Dammit, I wish I could meet you somewhere and just show you...

edited 22nd Oct '13 4:04:51 PM by Madrugada

...if you don’t love you’re dead, and if you do, they’ll kill you for it.
HijackThis Since: Apr, 2013 Relationship Status: You cannot grasp the true form
#12: Oct 22nd 2013 at 6:36:58 PM

[up][up] What do you mean by this "imbalance"? I don't think that just because one person initiates or one person is getting more out of something at this moment doesn't mean that it's imbalanced. From what I understand, for love to maintain itself, the two must alternate between the roles of giver and receiver. That's not imbalance, that's mutual understanding and sharing.

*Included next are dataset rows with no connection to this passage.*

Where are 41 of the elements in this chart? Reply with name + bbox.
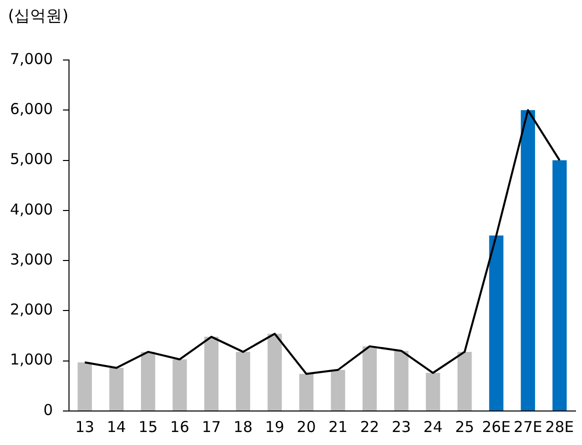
- x-tick-label: 23: [392, 418, 411, 436]
- x-tick-label: 20: [296, 418, 316, 436]
- x-tick-label: 25: [455, 418, 474, 436]
- x-tick-label: 13: [75, 418, 94, 436]
- y-tick-label: 5,000: [10, 150, 53, 168]
- x-tick-label: 17: [202, 418, 221, 436]
- x-tick-label: 14: [106, 418, 126, 436]
- bar: [520, 110, 536, 410]
- bar: [330, 370, 346, 410]
- x-tick-label: 28E: [545, 418, 574, 436]
- bar: [489, 236, 504, 410]
- y-tick-label: 1,000: [10, 350, 53, 369]
- x-tick-label: 18: [233, 418, 253, 436]
- x-tick-label: 21: [328, 418, 348, 436]
- bar: [268, 334, 282, 410]
- x-tick-label: 19: [265, 418, 284, 436]
- y-tick-label: 6,000: [10, 100, 53, 118]
- y-tick-label: 4,000: [10, 200, 53, 218]
- x-tick-label: 26E: [482, 418, 511, 436]
- bar: [172, 359, 187, 410]
- bar: [78, 362, 92, 410]
- x-tick-label: 22: [360, 418, 380, 436]
- y-tick-label: 7,000: [10, 50, 53, 68]
- y-tick-label: 3,000: [10, 250, 53, 268]
- x-tick-label: 27E: [514, 418, 542, 436]
- bar: [458, 352, 472, 410]
- bar: [140, 352, 156, 410]
- bar: [204, 336, 219, 410]
- bar: [362, 346, 377, 410]
- bar: [109, 368, 124, 410]
- x-tick-label: 15: [138, 418, 158, 436]
- x-tick-label: 24: [423, 418, 443, 436]
- x-tick-label: 16: [170, 418, 190, 436]
- bar: [236, 352, 250, 410]
- bar: [426, 372, 440, 410]
- bar: [299, 374, 314, 410]
- bar: [394, 350, 408, 410]
- y-tick-label: 2,000: [10, 300, 53, 319]
- y-axis-title: (십억원): [8, 6, 68, 27]
- y-tick-label: 0: [43, 400, 53, 419]
- bar: [552, 160, 567, 410]
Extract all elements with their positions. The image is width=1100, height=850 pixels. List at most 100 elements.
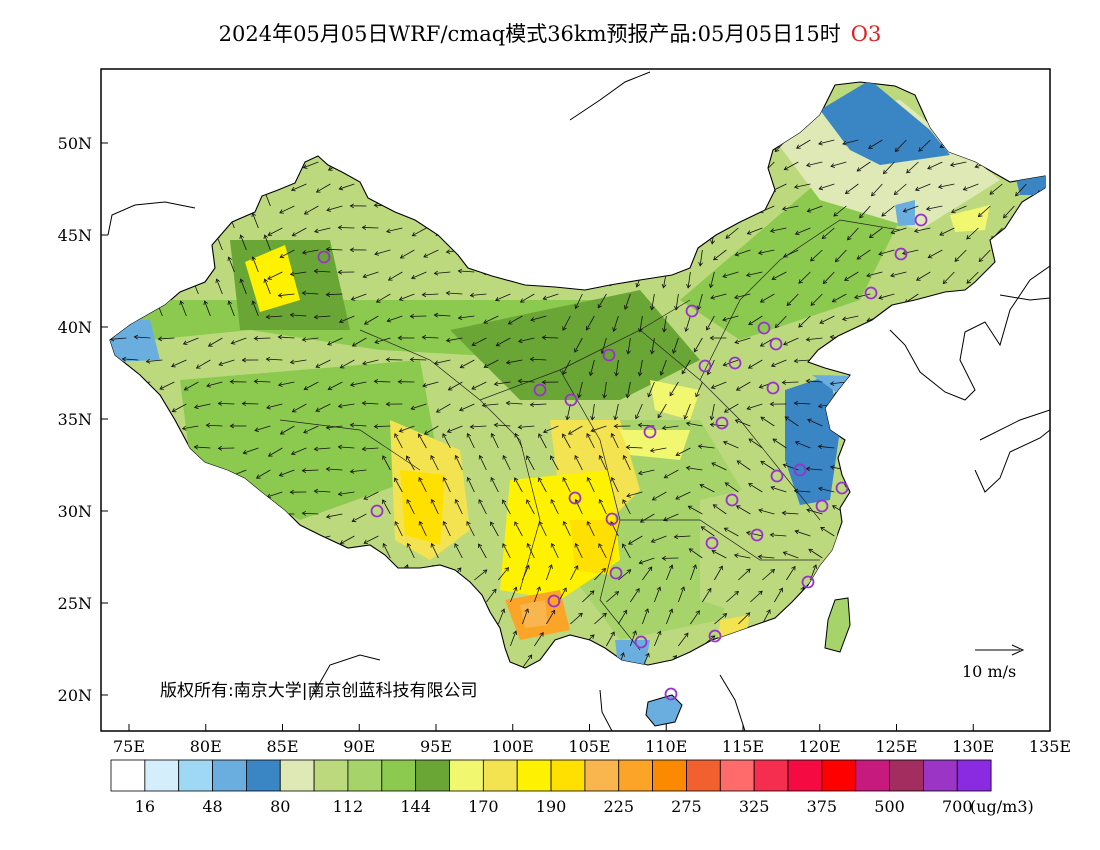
wind-arrowhead <box>820 527 825 532</box>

What I meant by imbalance of individuality and intimacy is the couple that barely speaks to each other vs. Sickeningly Sweethearts. Two people in a mature relationship are supposed to allow for differences and separate experiences. I just don't know how to convey that.

edited 22nd Oct '13 6:37:12 PM by HijackThis

KylerThatch literary masochist Since: Jan, 2001
literary masochist
#13: Oct 22nd 2013 at 7:46:46 PM

I don't believe she meant imbalance as a negative term. Just that a different person would take the leading role in decision making, depending on what the situation calls for.

Sometimes, people put so much stock on the concept of "two becoming one" that they start to think of each person in the relationship somehow melding into a singular monolithic entity. When really, it's just two still-different people who, for whatever reason, decide that they like each other enough to walk the same path with them.

This "faculty lot" you speak of sounds like a place of great power...
Madrugada Zzzzzzzzzz Since: Jan, 2001 Relationship Status: In season
Zzzzzzzzzz
#14: Oct 22nd 2013 at 8:26:48 PM

Kyler nailed what I meant there. A strong couple isn't one personality in two bodies. It's two personalities in two bodies who have figured out how to agree, how and when to disagree; how to work together, how and when to work separately, and how to interact with the other in a way that's mutually satisfying.

...if you don’t love you’re dead, and if you do, they’ll kill you for it.
HijackThis Since: Apr, 2013 Relationship Status: You cannot grasp the true form
#15: Oct 22nd 2013 at 8:53:22 PM

[up][up]When did I say they were one personality? Did I say something that made it seem that way?

Well, this is depressing...

edited 22nd Oct '13 9:01:58 PM by HijackThis

Madrugada Zzzzzzzzzz Since: Jan, 2001 Relationship Status: In season
Zzzzzzzzzz
#16: Oct 22nd 2013 at 9:13:54 PM

It did kind of seem that way, to me, although I can't point at any particular sentence and say "That. That's what made me think that." I guess it's that what I'm hearing you say is that you think "a couple" is fundamentally different from "good friends", that they are something other. But they aren't. A good couple is all the layers of "Good friends" plus more layers.

So write a scene between them as though they were simply good friends, then add the "more layers".

I'm having problems with words right now — they aren't doing what I want them to. Maybe posting one of the scenes you aren't happy with would help.

...if you don’t love you’re dead, and if you do, they’ll kill you for it.
HijackThis Since: Apr, 2013 Relationship Status: You cannot grasp the true form
#17: Oct 23rd 2013 at 5:58:52 AM

[up] I'd rather not. Right now I'm under the impression that I just don't understand relationships of any sort in general and I'm not up to discussing it. Regardless, thanks for your posts and input, both of you.